Sunday, May 03, 2009

notes on the great 50 days

Once I am beyond Easter, there is a sense, to borrow the phrase of the Dixie Chicks, that I am in "wide open spaces". And so a rambling post about goings on.

1. We had a great Confirmation service this morning. It is the culmination of a process of a yearlong process, and my primary intersection with it is a) a retreat and b) individual conversations with them. We make a big deal about this being their profession of faith (personal) and the link with being a part of the body of Christ through membership (social). And that it is not graduation from church!

2. I officiated at a neat wedding this past weekend in Winston-Salem, where I served prior to Charlottte. The wedding was at the Brookstown Inn in Old Salem, which is the Moravian area below downtown, it was outdoors, and the rains stayed away just long enough to have the service. A really nice couple, whom I enjoyed connecting with. And in the bargain we were able to see a few friends (but not all of our friends!).

3. I gave a talk on "The Shack" at the United Methodist retirement community in Charlotte (Aldersgate) on Friday. It was fun to get back into the book, which a) I don't think is the best novel I have read in recent memory [that might be Gilead, or Home, or Jayber Crow, but b) I do think is an excellent way of getting into the issues of providence and forgiveness.

4. I also met with a young woman in our church who is going to be involved in a mentoring program in the Dominican Republic next year (2009-2010). I am moved by the young adults in our community who want to give some of their life to service. It is a pronounced trend, for which I can only thank God.

5. A few years ago I wrote a text, " A Hymn for Resurrection People", which has been placed in several musical settings. Two years ago a friend here, Greg Cagle, arranged and recorded it. He is an excellent musician. We have made cds of the song, and copies are available for $5, with all proceeds going to a microcredit initiative in northern Haiti. For more information email me at kcarter [at] Or send $5 to Providence UMC 2810 Providence Rd Charlotte NC 28211, with a return address so that the cd can get to you.

6. I am really getting into Lost. It makes all the sense in the world if you let go of the concept of chronological time. As Edwin Friedman once said, time is not like a telescope through which you see into the past or future. Time is more like a collapsed telescope in which all time, past and future is in the present. So hang in there with it----it will be over soon enough---and don't get hung up on making sense of time travel.

7. On a family note, our daughter Liz is working and flourishing in Beijing, our daughter Abby is coming home from college next week (yeah!) and Jacques is also coming home from college, to be with us for a time before he goes on for the summer to see his parents in Cap Haitien. Meanwhile, Pam and I are thinking ahead about the mountains and July.

8. I have been writing a great deal lately. I was asked to write seven blog posts for Theolog, the website of the Christian Century. These began on Easter Sunday, and conclude on Ascension of the Lord. I also wrote several pieces for Lectionary Homiletics. And I finished a longer work that will be the Lenten study for 2010 (United Methodist Publishing House). It is already being advertised, if you receive a Cokesbury catalog.

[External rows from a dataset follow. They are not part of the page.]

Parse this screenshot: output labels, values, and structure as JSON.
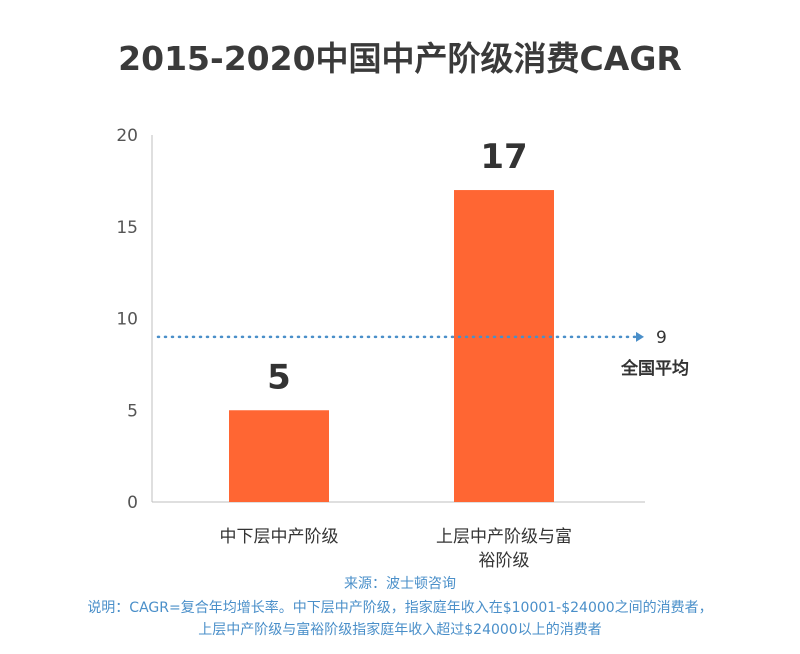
{
  "chart_data": {
    "type": "bar",
    "title": "2015-2020中国中产阶级消费CAGR",
    "categories": [
      [
        "中下层中产阶级"
      ],
      [
        "上层中产阶级与富",
        "裕阶级"
      ]
    ],
    "values": [
      5,
      17
    ],
    "data_labels": [
      "5",
      "17"
    ],
    "ylim": [
      0,
      20
    ],
    "yticks": [
      "0",
      "5",
      "10",
      "15",
      "20"
    ],
    "ytick_values": [
      0,
      5,
      10,
      15,
      20
    ],
    "reference_line": {
      "value": 9,
      "label": "9",
      "name": "全国平均"
    },
    "bar_color": "#ff6633",
    "reference_color": "#4a8fc9",
    "grid": false
  },
  "footer": {
    "source": "来源：波士顿咨询",
    "note_line1": "说明：CAGR=复合年均增长率。中下层中产阶级，指家庭年收入在$10001-$24000之间的消费者，",
    "note_line2": "上层中产阶级与富裕阶级指家庭年收入超过$24000以上的消费者"
  }
}
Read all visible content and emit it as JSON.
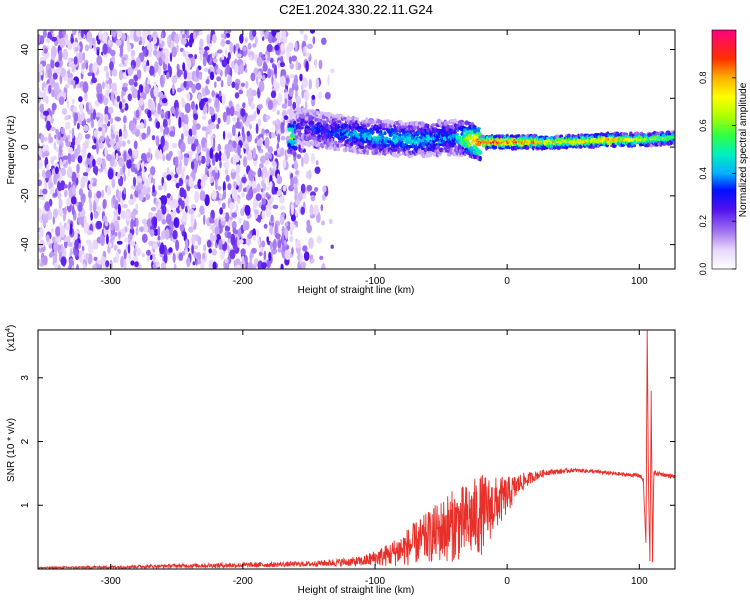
{
  "title": "C2E1.2024.330.22.11.G24",
  "chart_data": [
    {
      "type": "heatmap",
      "title": "C2E1.2024.330.22.11.G24",
      "xlabel": "Height of straight line (km)",
      "ylabel": "Frequency (Hz)",
      "xlim": [
        -355,
        127
      ],
      "ylim": [
        -50,
        48
      ],
      "xticks": [
        -300,
        -200,
        -100,
        0,
        100
      ],
      "yticks": [
        -40,
        -20,
        0,
        20,
        40
      ],
      "grid": false,
      "colorbar": {
        "label": "Normalized spectral amplitude",
        "range": [
          0.0,
          1.0
        ],
        "ticks": [
          0.0,
          0.2,
          0.4,
          0.6,
          0.8
        ],
        "tick_labels": [
          "0.0",
          "0.2",
          "0.4",
          "0.6",
          "0.8"
        ],
        "colors": [
          "#ffffff",
          "#d6b8f4",
          "#8a2be2",
          "#4b00e0",
          "#0000ff",
          "#00c0ff",
          "#00ff80",
          "#80ff00",
          "#ffff00",
          "#ff8000",
          "#ff0000",
          "#ff0080"
        ]
      },
      "features": {
        "noise_region_x": [
          -355,
          -130
        ],
        "signal_ridge": [
          {
            "x": -160,
            "freq": 9,
            "amp": 0.25
          },
          {
            "x": -130,
            "freq": 6,
            "amp": 0.35
          },
          {
            "x": -100,
            "freq": 4,
            "amp": 0.45
          },
          {
            "x": -70,
            "freq": 3,
            "amp": 0.45
          },
          {
            "x": -40,
            "freq": 4,
            "amp": 0.4
          },
          {
            "x": -20,
            "freq": 2,
            "amp": 0.9
          },
          {
            "x": 0,
            "freq": 2,
            "amp": 0.95
          },
          {
            "x": 40,
            "freq": 2,
            "amp": 0.75
          },
          {
            "x": 80,
            "freq": 3,
            "amp": 0.85
          },
          {
            "x": 105,
            "freq": 3,
            "amp": 0.7
          },
          {
            "x": 127,
            "freq": 4,
            "amp": 0.6
          }
        ]
      }
    },
    {
      "type": "line",
      "xlabel": "Height of straight line (km)",
      "ylabel": "SNR (10 * v/v)",
      "y_multiplier": "(x10",
      "y_multiplier_exp": "4",
      "xlim": [
        -355,
        127
      ],
      "ylim": [
        0,
        3.75
      ],
      "xticks": [
        -300,
        -200,
        -100,
        0,
        100
      ],
      "yticks": [
        1,
        2,
        3
      ],
      "grid": false,
      "color": "#e8302a",
      "series": [
        {
          "x": [
            -355,
            -300,
            -250,
            -200,
            -150,
            -110,
            -90,
            -75,
            -60,
            -45,
            -30,
            -20,
            -10,
            0,
            10,
            20,
            30,
            40,
            50,
            60,
            70,
            80,
            90,
            100,
            103,
            105,
            106,
            107,
            108,
            109,
            110,
            111,
            115,
            120,
            127
          ],
          "y": [
            0.02,
            0.03,
            0.05,
            0.06,
            0.08,
            0.12,
            0.22,
            0.35,
            0.5,
            0.65,
            0.75,
            0.85,
            1.0,
            1.15,
            1.35,
            1.45,
            1.52,
            1.53,
            1.55,
            1.54,
            1.52,
            1.5,
            1.48,
            1.47,
            1.4,
            0.4,
            3.7,
            1.2,
            0.1,
            2.8,
            0.15,
            1.5,
            1.5,
            1.47,
            1.45
          ],
          "noise_amp": [
            0.01,
            0.02,
            0.03,
            0.04,
            0.04,
            0.08,
            0.18,
            0.3,
            0.4,
            0.55,
            0.6,
            0.65,
            0.45,
            0.3,
            0.15,
            0.08,
            0.05,
            0.04,
            0.03,
            0.03,
            0.03,
            0.03,
            0.03,
            0.03,
            0.05,
            0.05,
            0.05,
            0.05,
            0.05,
            0.05,
            0.05,
            0.04,
            0.03,
            0.03,
            0.03
          ]
        }
      ]
    }
  ]
}
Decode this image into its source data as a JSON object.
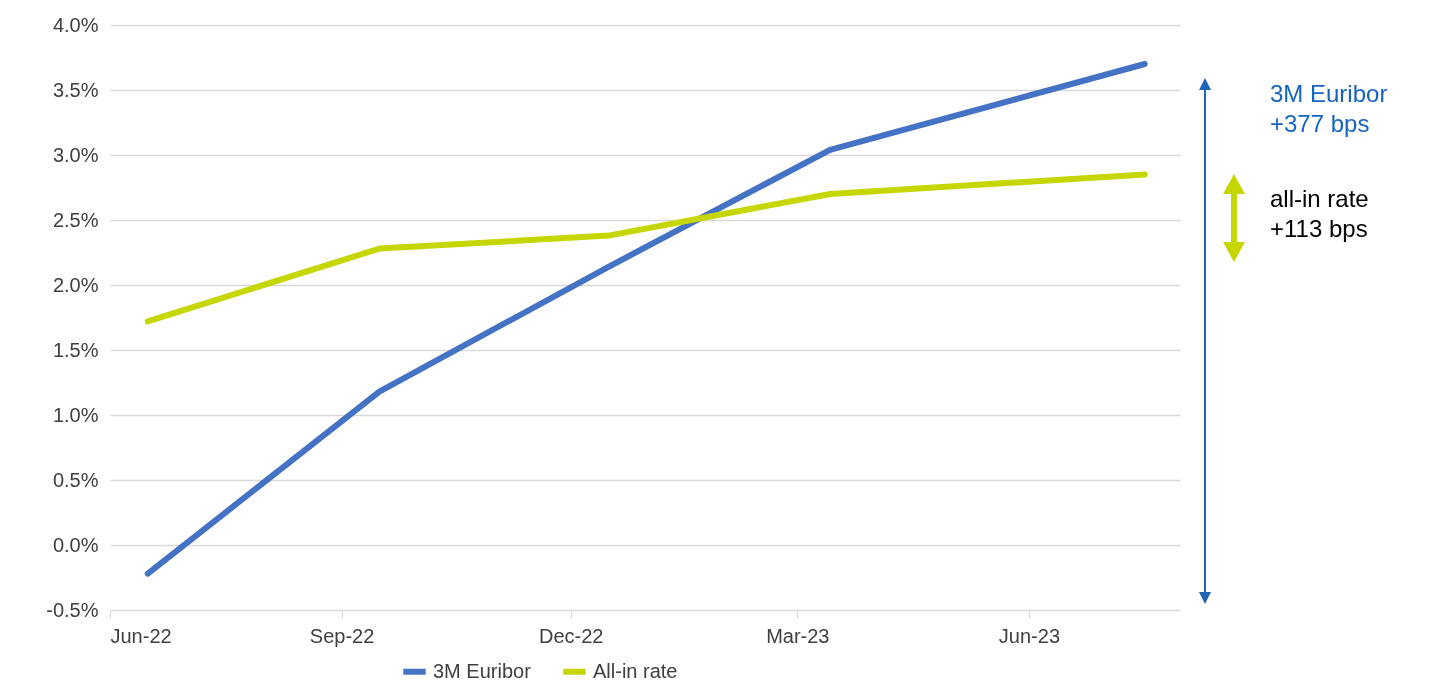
{
  "chart_data": {
    "type": "line",
    "x": [
      "2022-06-16",
      "2022-09-16",
      "2022-12-16",
      "2023-03-14",
      "2023-07-17"
    ],
    "series": [
      {
        "name": "3M Euribor",
        "color": "#4472c4",
        "values": [
          -0.22,
          1.18,
          2.14,
          3.04,
          3.7
        ]
      },
      {
        "name": "All-in rate",
        "color": "#c5d600",
        "values": [
          1.72,
          2.28,
          2.38,
          2.7,
          2.85
        ]
      }
    ],
    "xlim": [
      "2022-06-01",
      "2023-07-31"
    ],
    "xticks": [
      {
        "value": "2022-06-01",
        "label": "Jun-22"
      },
      {
        "value": "2022-09-01",
        "label": "Sep-22"
      },
      {
        "value": "2022-12-01",
        "label": "Dec-22"
      },
      {
        "value": "2023-03-01",
        "label": "Mar-23"
      },
      {
        "value": "2023-06-01",
        "label": "Jun-23"
      }
    ],
    "ylim": [
      -0.5,
      4.0
    ],
    "yticks": [
      {
        "value": -0.5,
        "label": "-0.5%"
      },
      {
        "value": 0,
        "label": "0.0%"
      },
      {
        "value": 0.5,
        "label": "0.5%"
      },
      {
        "value": 1.0,
        "label": "1.0%"
      },
      {
        "value": 1.5,
        "label": "1.5%"
      },
      {
        "value": 2.0,
        "label": "2.0%"
      },
      {
        "value": 2.5,
        "label": "2.5%"
      },
      {
        "value": 3.0,
        "label": "3.0%"
      },
      {
        "value": 3.5,
        "label": "3.5%"
      },
      {
        "value": 4.0,
        "label": "4.0%"
      }
    ],
    "grid": "y",
    "legend": "bottom",
    "marker": "none",
    "line_style": "solid",
    "annotations": [
      "3M Euribor\n+377 bps",
      "all-in rate\n+113 bps"
    ]
  }
}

9. I did see a few hours of the Quail Hollow Championship here in Charlotte. I am not a great fan of golf (I know this destroys the stereotype of the large membership church pastor in the south), but it is fun to walk around and take in the culture. At one point I was a few feet from Tiger Woods, who is remarkable.

10. My initial and very tentative thoughts about the Proposed Constitutional Amendments for United Methodists: some I like, some I can live with or without, some I am opposed to. The whole matter resurfaces our fundamental divisiveness and leads to the realization that we are almost "constitutionally incapable" of making decisions at the general church level.

11. I have been reading the issue of First Things that is devoted to the memory of Richard John Neuhaus. Neuhaus is more political conservative than me, and at times I thought his head was in the sand in the midst of the priest abuse scandals (labeling many who wanted to focus on it as anti-Catholic). But, I must confess: Neuhaus was an American prophetic, having marched with Martin Luther King, and sensing a natural progression of social inclusion in his advocacy for the unborn. I regret a comment I made on a prior blog about the one time that I met him; he comes across, in the issue of FT as, yes, forceful and even arrogant at times, but also pastoral and personal in his concern for others. His Freedom For Ministry is a classic text on pastoral work. I commend this issue for anyone who wants to understand what has been happening in North American Christianity over the past decades, especially the interface of religion and politics. Neuhaus really does defy the sterotypes we so easily ascribe to him.

12. Pam and I saw the movie Pray The Devil Back To Hell, which is about the women's struggle for peace in Liberia. We will be traveling there in August, at the invitation of Bishop John Innis, and one of the Liberian members of our congregation had urged me to see this movie. It is a moving documentary, and if you are interested in social change, or the cause of peace and reconciliation in our world, or the experiences of our brothers and sisters in Christ in a desperate circumstance, you will love this movie.

Thanks for stopping by, and God's blessings in these 50 days!